We glide by Gateway’s DX and FX game systems and its Profile series for the home user. For us, the E-Series and especially the S-Series desktops are what we’re talking about.
The S-Series targets small businesses, with a range of configuration choices from Celeron (as we said, forget Celerons, they’re too slow) through Intel Pentium, and on up to dual-core and even 64-bit systems (forget them too, they’re too expensive). The chassis are tool-free (like those of many of the rivals), and offer a security lock-down feature to prevent access to the case, which can reduce theft of components.
The S-5000 only has a Celeron, so let’s move straight on to the S-5200, where the Pentiums live.
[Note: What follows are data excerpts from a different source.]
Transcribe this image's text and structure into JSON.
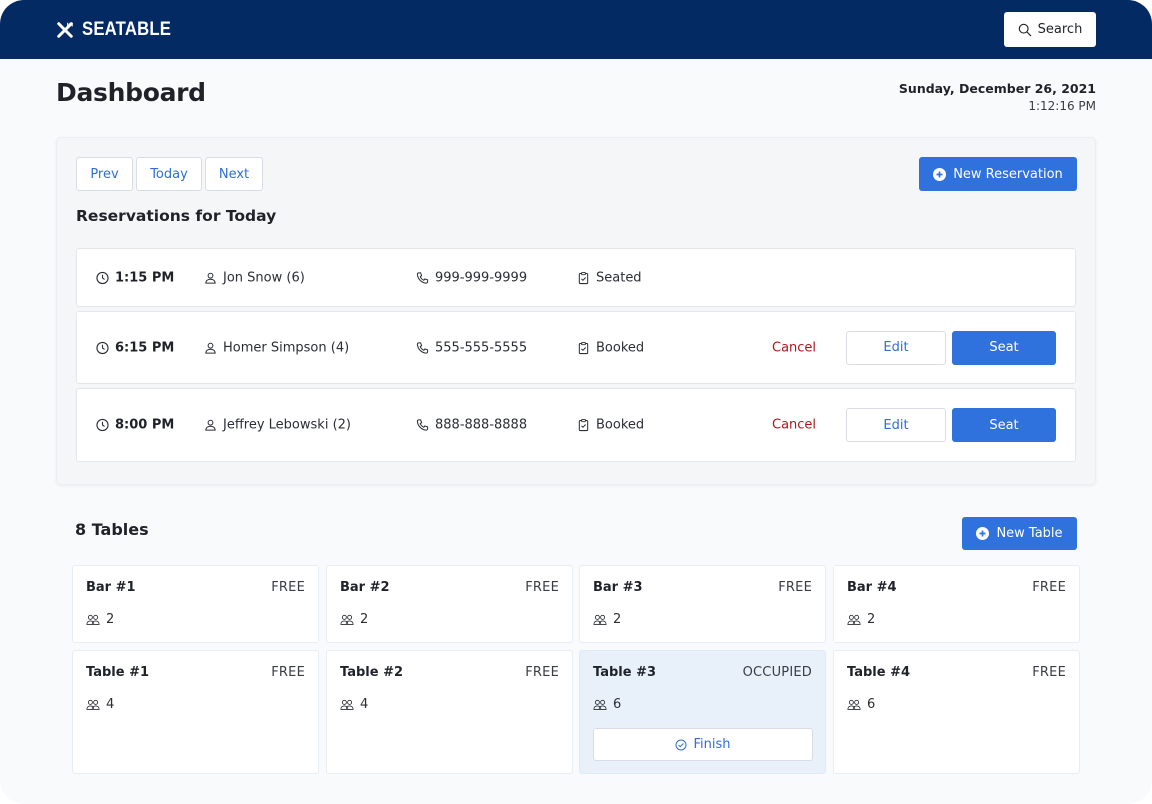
{
  "app": {
    "brand": "SEATABLE",
    "search_label": "Search"
  },
  "header": {
    "title": "Dashboard",
    "date": "Sunday, December 26, 2021",
    "time": "1:12:16 PM"
  },
  "reservations": {
    "nav": {
      "prev_label": "Prev",
      "today_label": "Today",
      "next_label": "Next"
    },
    "new_button_label": "New Reservation",
    "heading": "Reservations for Today",
    "cancel_label": "Cancel",
    "edit_label": "Edit",
    "seat_label": "Seat",
    "items": [
      {
        "time": "1:15 PM",
        "guest": "Jon Snow (6)",
        "phone": "999-999-9999",
        "status": "Seated",
        "actions": false
      },
      {
        "time": "6:15 PM",
        "guest": "Homer Simpson (4)",
        "phone": "555-555-5555",
        "status": "Booked",
        "actions": true
      },
      {
        "time": "8:00 PM",
        "guest": "Jeffrey Lebowski (2)",
        "phone": "888-888-8888",
        "status": "Booked",
        "actions": true
      }
    ]
  },
  "tables": {
    "heading": "8 Tables",
    "new_button_label": "New Table",
    "finish_label": "Finish",
    "items": [
      {
        "name": "Bar #1",
        "status": "FREE",
        "seats": "2"
      },
      {
        "name": "Bar #2",
        "status": "FREE",
        "seats": "2"
      },
      {
        "name": "Bar #3",
        "status": "FREE",
        "seats": "2"
      },
      {
        "name": "Bar #4",
        "status": "FREE",
        "seats": "2"
      },
      {
        "name": "Table #1",
        "status": "FREE",
        "seats": "4"
      },
      {
        "name": "Table #2",
        "status": "FREE",
        "seats": "4"
      },
      {
        "name": "Table #3",
        "status": "OCCUPIED",
        "seats": "6"
      },
      {
        "name": "Table #4",
        "status": "FREE",
        "seats": "6"
      }
    ]
  },
  "colors": {
    "brand_navy": "#042a63",
    "primary_blue": "#2f72de",
    "link_blue": "#2f6fd6",
    "cancel_red": "#b0141b",
    "occupied_bg": "#e8f0fa",
    "page_bg": "#f8fafc"
  }
}
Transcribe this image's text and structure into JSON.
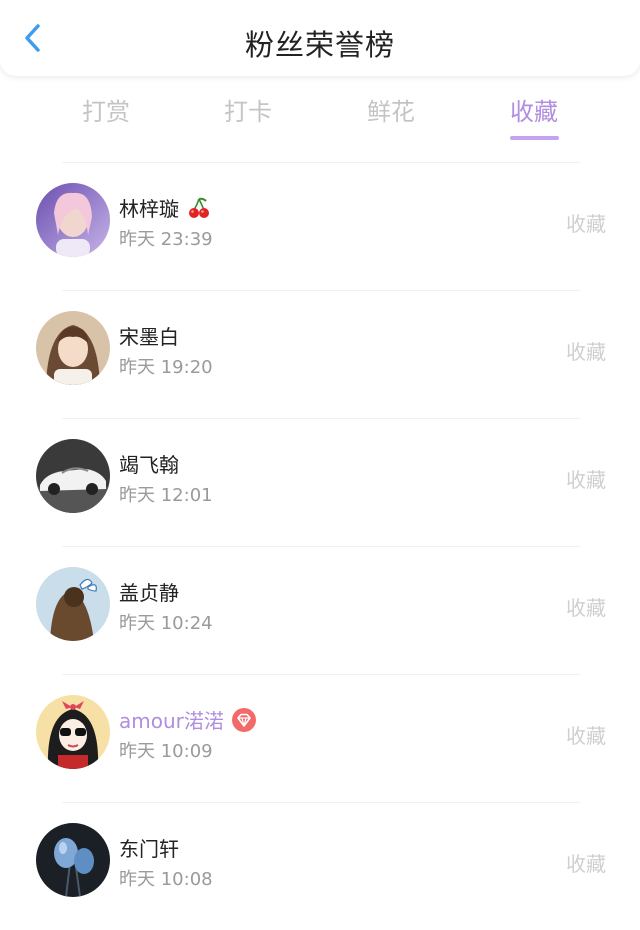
{
  "header": {
    "title": "粉丝荣誉榜"
  },
  "tabs": [
    {
      "label": "打赏"
    },
    {
      "label": "打卡"
    },
    {
      "label": "鲜花"
    },
    {
      "label": "收藏"
    }
  ],
  "active_tab": "收藏",
  "colors": {
    "accent": "#b08ee0",
    "back": "#3b9cf0",
    "muted": "#9a9a9a"
  },
  "rows": [
    {
      "name": "林梓璇",
      "badge": "cherry-icon",
      "time": "昨天 23:39",
      "action": "收藏"
    },
    {
      "name": "宋墨白",
      "time": "昨天 19:20",
      "action": "收藏"
    },
    {
      "name": "竭飞翰",
      "time": "昨天 12:01",
      "action": "收藏"
    },
    {
      "name": "盖贞静",
      "time": "昨天 10:24",
      "action": "收藏"
    },
    {
      "name": "amour渃渃",
      "badge": "diamond-vip-icon",
      "time": "昨天 10:09",
      "action": "收藏"
    },
    {
      "name": "东门轩",
      "time": "昨天 10:08",
      "action": "收藏"
    }
  ]
}
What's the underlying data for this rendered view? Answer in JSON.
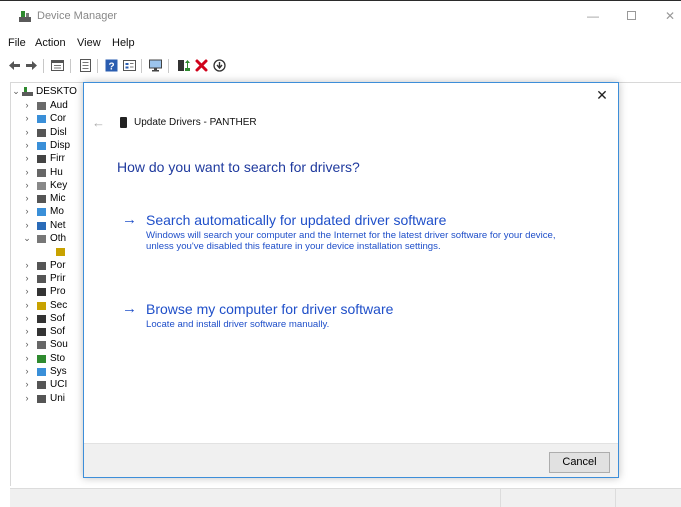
{
  "window": {
    "title": "Device Manager",
    "controls": {
      "minimize": "—",
      "maximize": "",
      "close": "✕"
    }
  },
  "menu": [
    "File",
    "Action",
    "View",
    "Help"
  ],
  "toolbar": {
    "icons": [
      "back-arrow-icon",
      "forward-arrow-icon",
      "properties-icon",
      "details-icon",
      "help-icon",
      "view-icon",
      "monitor-icon",
      "update-driver-icon",
      "uninstall-icon",
      "enable-icon"
    ],
    "uninstall_color": "#d0021b",
    "update_color": "#2f8a2f"
  },
  "tree": {
    "root_label": "DESKTO",
    "items": [
      {
        "label": "Aud",
        "icon": "speaker-icon",
        "expanded": false
      },
      {
        "label": "Cor",
        "icon": "computer-icon",
        "expanded": false
      },
      {
        "label": "Disl",
        "icon": "disk-icon",
        "expanded": false
      },
      {
        "label": "Disp",
        "icon": "display-icon",
        "expanded": false
      },
      {
        "label": "Firr",
        "icon": "firmware-icon",
        "expanded": false
      },
      {
        "label": "Hu",
        "icon": "hid-icon",
        "expanded": false
      },
      {
        "label": "Key",
        "icon": "keyboard-icon",
        "expanded": false
      },
      {
        "label": "Mic",
        "icon": "mouse-icon",
        "expanded": false
      },
      {
        "label": "Mo",
        "icon": "monitor-icon",
        "expanded": false
      },
      {
        "label": "Net",
        "icon": "network-icon",
        "expanded": false
      },
      {
        "label": "Oth",
        "icon": "other-devices-icon",
        "expanded": true
      },
      {
        "label": "",
        "icon": "unknown-device-icon",
        "expanded": null
      },
      {
        "label": "Por",
        "icon": "port-icon",
        "expanded": false
      },
      {
        "label": "Prir",
        "icon": "printer-icon",
        "expanded": false
      },
      {
        "label": "Pro",
        "icon": "processor-icon",
        "expanded": false
      },
      {
        "label": "Sec",
        "icon": "security-icon",
        "expanded": false
      },
      {
        "label": "Sof",
        "icon": "software-component-icon",
        "expanded": false
      },
      {
        "label": "Sof",
        "icon": "software-device-icon",
        "expanded": false
      },
      {
        "label": "Sou",
        "icon": "sound-icon",
        "expanded": false
      },
      {
        "label": "Sto",
        "icon": "storage-icon",
        "expanded": false
      },
      {
        "label": "Sys",
        "icon": "system-icon",
        "expanded": false
      },
      {
        "label": "UCI",
        "icon": "ucm-icon",
        "expanded": false
      },
      {
        "label": "Uni",
        "icon": "usb-icon",
        "expanded": false
      }
    ]
  },
  "dialog": {
    "title": "Update Drivers - PANTHER",
    "heading": "How do you want to search for drivers?",
    "option_auto": {
      "title": "Search automatically for updated driver software",
      "description": "Windows will search your computer and the Internet for the latest driver software for your device, unless you've disabled this feature in your device installation settings."
    },
    "option_browse": {
      "title": "Browse my computer for driver software",
      "description": "Locate and install driver software manually."
    },
    "cancel_label": "Cancel",
    "close_glyph": "✕",
    "back_glyph": "←",
    "arrow_glyph": "→"
  },
  "colors": {
    "link_blue": "#1f4fc9",
    "heading_blue": "#1f3a9e",
    "dialog_border": "#3d8ed9"
  }
}
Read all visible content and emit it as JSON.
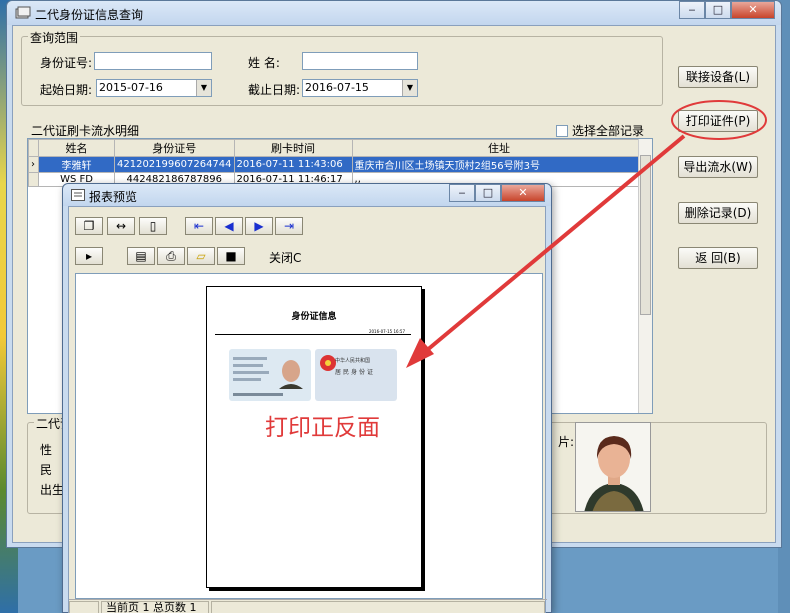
{
  "main_window": {
    "title": "二代身份证信息查询",
    "caption_min": "▭",
    "caption_max": "□",
    "caption_close": "✕"
  },
  "query": {
    "legend": "查询范围",
    "id_label": "身份证号:",
    "id_value": "",
    "name_label": "姓    名:",
    "name_value": "",
    "start_label": "起始日期:",
    "start_value": "2015-07-16",
    "end_label": "截止日期:",
    "end_value": "2016-07-15"
  },
  "side_buttons": {
    "connect": "联接设备(L)",
    "print": "打印证件(P)",
    "export": "导出流水(W)",
    "delete": "删除记录(D)",
    "back": "返 回(B)"
  },
  "records": {
    "title": "二代证刷卡流水明细",
    "select_all": "选择全部记录",
    "columns": [
      "姓名",
      "身份证号",
      "刷卡时间",
      "住址"
    ],
    "rows": [
      {
        "name": "李雅轩",
        "id": "421202199607264744",
        "time": "2016-07-11 11:43:06",
        "addr": "重庆市合川区土场镇天顶村2组56号附3号"
      },
      {
        "name": "WS FD",
        "id": "442482186787896",
        "time": "2016-07-11 11:46:17",
        "addr": ",,"
      }
    ]
  },
  "info": {
    "legend": "二代证日",
    "sex_label": "性",
    "nation_label": "民",
    "birth_label": "出生日",
    "right_label": "片:"
  },
  "preview": {
    "title": "报表预览",
    "close_label": "关闭C",
    "paper_title": "身份证信息",
    "paper_date": "2016-07-15 16:57",
    "id_back_line1": "中华人民共和国",
    "id_back_line2": "居民身份证",
    "status_page": "当前页 1 总页数 1"
  },
  "annotation": "打印正反面",
  "colors": {
    "selection": "#316ac5",
    "annotation": "#e03a3a",
    "window_frame": "#c9dbef"
  }
}
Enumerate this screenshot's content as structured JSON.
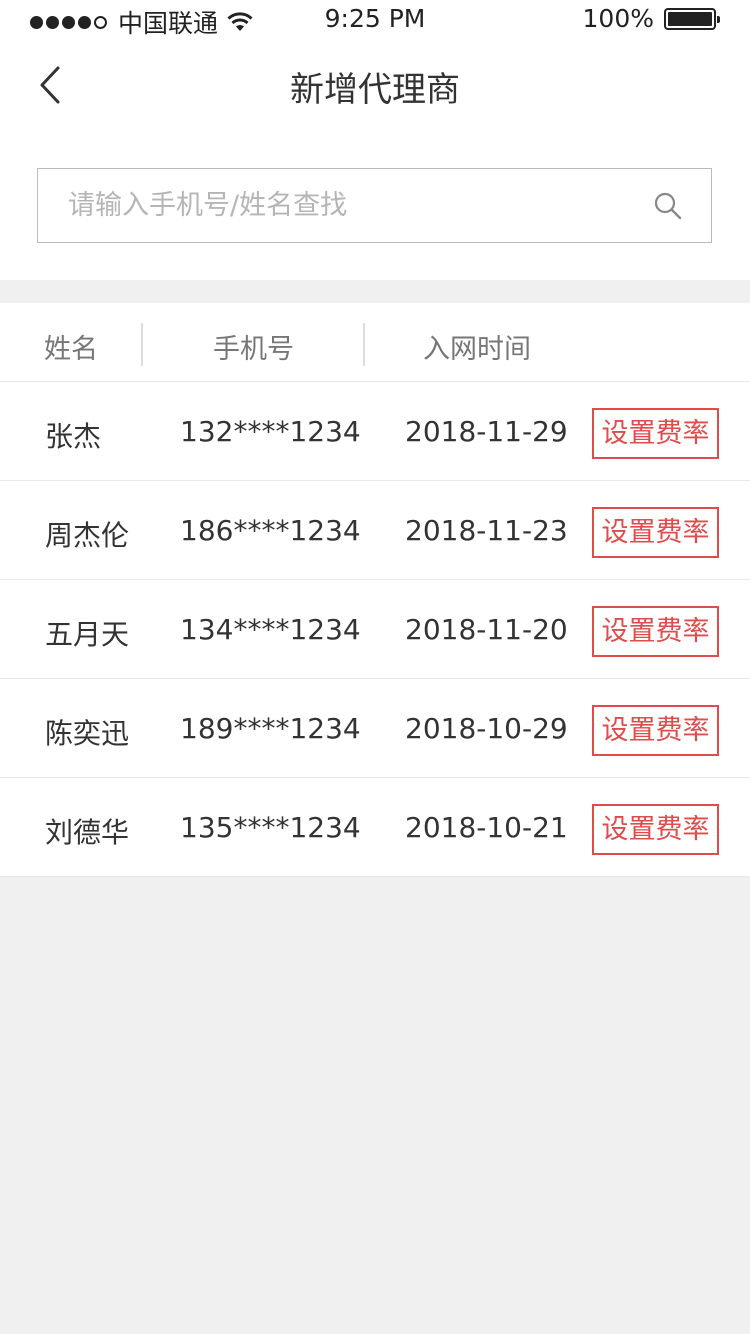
{
  "status_bar": {
    "carrier": "中国联通",
    "time": "9:25 PM",
    "battery": "100%"
  },
  "nav": {
    "title": "新增代理商"
  },
  "search": {
    "placeholder": "请输入手机号/姓名查找",
    "value": ""
  },
  "table": {
    "headers": [
      "姓名",
      "手机号",
      "入网时间"
    ],
    "rows": [
      {
        "name": "张杰",
        "phone": "132****1234",
        "date": "2018-11-29",
        "action": "设置费率"
      },
      {
        "name": "周杰伦",
        "phone": "186****1234",
        "date": "2018-11-23",
        "action": "设置费率"
      },
      {
        "name": "五月天",
        "phone": "134****1234",
        "date": "2018-11-20",
        "action": "设置费率"
      },
      {
        "name": "陈奕迅",
        "phone": "189****1234",
        "date": "2018-10-29",
        "action": "设置费率"
      },
      {
        "name": "刘德华",
        "phone": "135****1234",
        "date": "2018-10-21",
        "action": "设置费率"
      }
    ]
  },
  "colors": {
    "accent": "#e04b4b",
    "background": "#f0f0f0"
  }
}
Gateway calls ’em their “dependable workhorses.” The S-5600 is the performance model with lots of expandability.
Gateway repeatedly mentions the “BTX” design — this is a recent motherboard/system design from Intel that makes the system easier to cool, which supposedly extends the life expectancy of the hard drives and other components, and makes the box quieter because the fan doesn’t have to work so hard.
Gateway also offers a pricier E-Series, “designed for businesses looking for managed 12-to-18-month lifecycles and stable images,” and it costs a couple hundred dollars more than the same configuration in the S-Series as a result. Its models do come with Windows XP Professional installed, which is good. The E-2500s are Celeron-only, so we looked at the E-4500s instead. They come in two sizes, regular tower and slimline.